En 1737 sin poder eludir el voto que hizo, no le quedó otro remedio que asumir la canonjía en Santa María in Cosmedín. Y este «padre de los pobres» y «amigo de los humildes» distribuyó entre ellos sus pertenencias. Tenía puestos sus ojos en los enfermos, los prisioneros y los desvalidos, fundamentalmente. Los asistía predicando y confesando en hospitales y cárceles, ayudándoles con prodigalidad. Él mismo vivía en precarias condiciones en un granero contiguo a la iglesia. Era su respuesta testimonial contra corrientes de pensamiento imperantes en la época atentatorias contra la religiosidad, además del jansenismo larvado también en sectores curiales que se oponían a la autoridad del pontífice. Pronto fue conocido por los moradores de los barrios marginales de Roma que llenaban la Iglesia. Era digno heredero de los padres Tolomei, Ulloa y Giattini, cuya virtud y celo apostólico habían encendido, más si cabe, el suyo. Además, conocía la labor extraordinaria del rector del colegio romano, padre Marchetti, devoto del Sagrado Corazón e impulsor de la catequesis entre los pobres con los que ejercitaba su caridad. Tenía buenos ejemplos a su alrededor.

Sus compañeros fueron en todo momento harapientos, vagabundos, analfabetos, presidiarios…, en suma, los marginados de la sociedad, los que nadie o muy pocos estiman. Veía en estas personas maltratadas por la vida y su entorno el rostro de Dios. Fue para ellos otro Felipe Neri o Juan Bosco; hermano, consejero, amigo, maestro… Simplemente estos sentimientos en los que explica su motivación para consolar a los reclusos, reflejan bien a las claras sus entrañas de misericordia: «Es para hacerles salir del infierno interior en que se hallan; una vez aliviada su conciencia, las penalidades de la detención son más fáciles de aceptar y, de ese modo, consiguen soportarlas en expiación de sus pecados».

No se atrevía a confesar a la gente pensando que no sabría aconsejar debidamente. Pero monseñor Tenderini, prelado de Civita Castellana, con el que se alojó convaleciente de una enfermedad, le pidió que administrase este sacramento en su diócesis, y reparó en su valor. Confió a un amigo: «Antes yo me preguntaba cuál sería el camino para lograr llegar al cielo y salvar muchas almas. Y he descubierto que la ayuda que yo puedo dar a los que se quieren salvar es: confesarlos. ¡Es increíble el gran bien que se puede hacer en la confesión!». A partir de ese momento dedicó al confesionario muchas horas, y obtuvo por este medio grandes conversiones. Su fama como confesor crecía a la par que lo hacía su caridad. Con exquisito trato y delicadeza penetraba en los entresijos del alma humana haciéndose acreedor de la confianza de los fieles que le abrían su corazón para que sanase sus heridas. Atrajo a la fe a muchos, concilió situaciones personales y reguló estados civiles que se hallaban fuera de los cánones evangélicos. También fue ardiente defensor de Cristo a través de la predicación.

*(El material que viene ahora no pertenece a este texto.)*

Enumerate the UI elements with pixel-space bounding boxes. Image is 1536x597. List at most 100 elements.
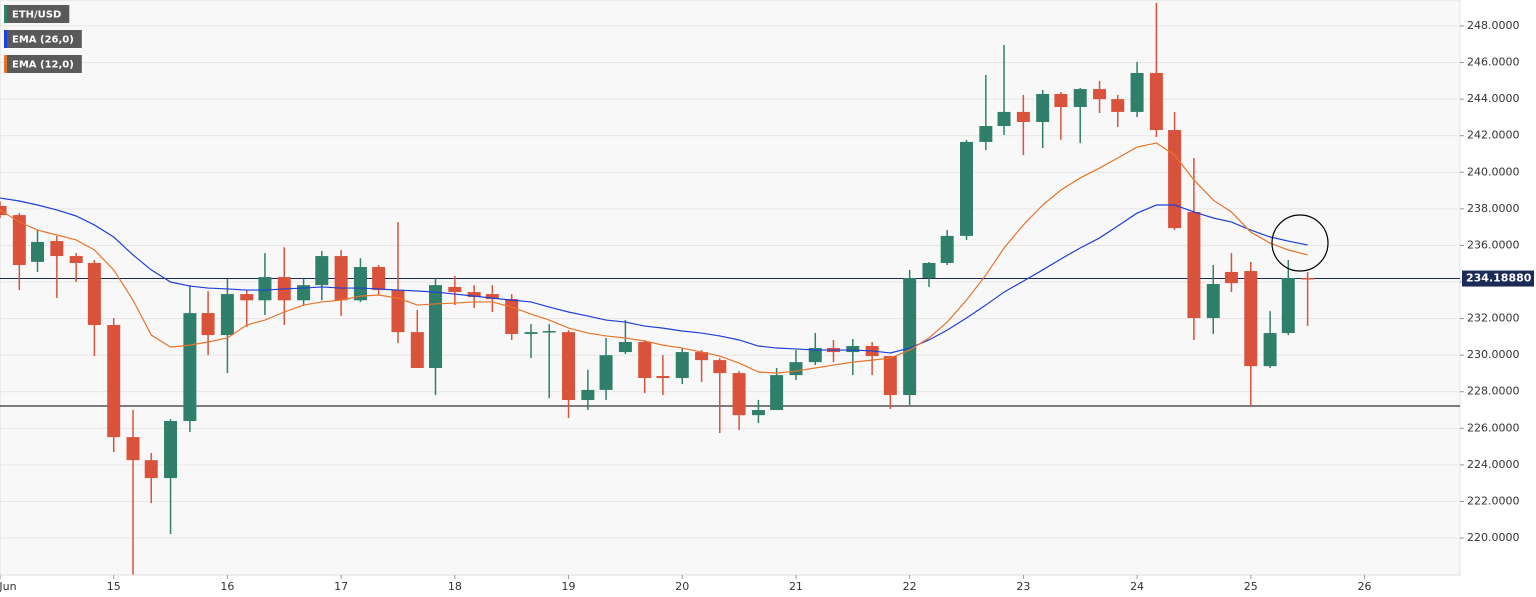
candle-body xyxy=(334,256,348,301)
candle-body xyxy=(1073,89,1087,107)
ema-line xyxy=(0,142,1308,374)
axes: 220.0000 222.0000 224.0000 226.0000 228.0000… xyxy=(0,19,1534,593)
y-tick-label: 224.0000 xyxy=(1467,458,1520,471)
plot-area xyxy=(0,0,1461,576)
candle-body xyxy=(846,346,860,353)
candle-body xyxy=(562,332,576,400)
candle-body xyxy=(1111,99,1125,112)
candle-body xyxy=(1301,277,1315,280)
candle-body xyxy=(997,111,1011,127)
candle-body xyxy=(315,256,329,286)
candle-body xyxy=(695,352,709,361)
legend-box xyxy=(4,55,82,73)
candle-body xyxy=(240,294,254,301)
candle-body xyxy=(50,241,64,257)
candle-body xyxy=(940,235,954,263)
legend-label: EMA (12,0) xyxy=(12,60,74,71)
legend-box xyxy=(4,30,82,48)
price-label: 234.18880 xyxy=(1466,272,1532,285)
x-tick-label: 23 xyxy=(1016,580,1030,593)
price-label-box xyxy=(1462,270,1534,287)
candle-body xyxy=(808,348,822,363)
highlight-circle xyxy=(1271,214,1329,272)
candle-body xyxy=(126,437,140,461)
candle-body xyxy=(220,294,234,336)
candle-body xyxy=(1149,72,1163,131)
candle-body xyxy=(656,376,670,379)
legend-label: EMA (26,0) xyxy=(12,35,74,46)
candle-body xyxy=(524,332,538,334)
candle-body xyxy=(713,360,727,374)
candle-body xyxy=(258,277,272,301)
candle-body xyxy=(960,141,974,236)
x-tick-label: 15 xyxy=(107,580,121,593)
candle-body xyxy=(31,241,45,262)
candle-body xyxy=(903,277,917,396)
x-tick-label: 25 xyxy=(1244,580,1258,593)
x-tick-label: 17 xyxy=(334,580,348,593)
candle-body xyxy=(428,285,442,368)
y-tick-label: 240.0000 xyxy=(1467,165,1520,178)
candle-body xyxy=(883,356,897,396)
x-tick-label: 18 xyxy=(448,580,462,593)
candle-body xyxy=(12,215,26,266)
candle-body xyxy=(922,262,936,278)
legend-swatch xyxy=(4,30,7,48)
candle-body xyxy=(1036,94,1050,122)
candle-body xyxy=(410,332,424,368)
candle-body xyxy=(1281,277,1295,334)
candle-body xyxy=(599,355,613,390)
candle-body xyxy=(979,126,993,142)
y-tick-label: 246.0000 xyxy=(1467,56,1520,69)
y-tick-label: 230.0000 xyxy=(1467,348,1520,361)
candle-body xyxy=(183,313,197,422)
candle-body xyxy=(144,460,158,479)
candle-body xyxy=(732,373,746,416)
candle-body xyxy=(0,205,7,216)
candle-body xyxy=(467,292,481,298)
candle-body xyxy=(1244,271,1258,367)
plot xyxy=(0,2,1460,575)
candle-body xyxy=(1263,333,1277,367)
y-tick-label: 232.0000 xyxy=(1467,312,1520,325)
candle-body xyxy=(542,331,556,333)
x-tick-label: 19 xyxy=(562,580,576,593)
y-tick-label: 242.0000 xyxy=(1467,129,1520,142)
y-tick-label: 220.0000 xyxy=(1467,531,1520,544)
candle-body xyxy=(1093,89,1107,100)
candle-body xyxy=(391,290,405,333)
grid xyxy=(0,25,1460,539)
candle-body xyxy=(751,410,765,416)
y-tick-label: 238.0000 xyxy=(1467,202,1520,215)
candle-body xyxy=(1187,211,1201,319)
candle-body xyxy=(297,285,311,301)
candle-body xyxy=(1206,284,1220,319)
candle-body xyxy=(1224,271,1238,284)
candle-body xyxy=(448,286,462,293)
candle-body xyxy=(69,256,83,263)
x-tick-label: 20 xyxy=(675,580,689,593)
x-tick-label: Jun xyxy=(0,580,17,593)
y-tick-label: 244.0000 xyxy=(1467,92,1520,105)
candle-body xyxy=(1130,72,1144,112)
candle-body xyxy=(1168,130,1182,229)
x-tick-label: 16 xyxy=(220,580,234,593)
y-tick-label: 248.0000 xyxy=(1467,19,1520,32)
candle-body xyxy=(675,352,689,379)
legend-box xyxy=(4,5,70,23)
candle-body xyxy=(372,267,386,291)
x-tick-label: 21 xyxy=(789,580,803,593)
candle-body xyxy=(485,294,499,300)
legend: ETH/USD EMA (26,0) EMA (12,0) xyxy=(4,5,82,73)
legend-swatch xyxy=(4,5,7,23)
candle-body xyxy=(770,375,784,411)
legend-label: ETH/USD xyxy=(12,10,61,21)
candle-body xyxy=(581,389,595,400)
x-tick-label: 24 xyxy=(1130,580,1144,593)
x-tick-label: 26 xyxy=(1357,580,1371,593)
candle-body xyxy=(1054,94,1068,107)
candle-body xyxy=(789,362,803,376)
x-tick-label: 22 xyxy=(903,580,917,593)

Había abusado de las penitencias físicas prematuramente y eso le dejó una gran secuela en su ya de por sí débil salud que le fue pasando la factura, aunque había comprendido que la verdadera mortificación estaba en el día a día, dando de sí lo mejor. «A partir de ahora, no valgo para nada», decía. En la última etapa de su peregrinación en la tierra contrajo una enfermedad que lesionó gravemente su vista; luchó contra ella hasta el fin. El 8 de septiembre de 1763 aún pudo participar en el templo celebrando la festividad del día. Entonces vaticinó: «Rezad por mí, pues ya no regresaré aquí; es la última festividad que celebro con vosotros». Se acentuaron progresivamente sus ataques epilépticos y murió el 23 de mayo de 1764 por fallo cardíaco, en completa pobreza, como había vivido. Había sido agraciado con el don de milagros. Pió IX lo beatificó el 13 de mayo de 1860. Y León XIII lo canonizó el 8 de diciembre de 1881.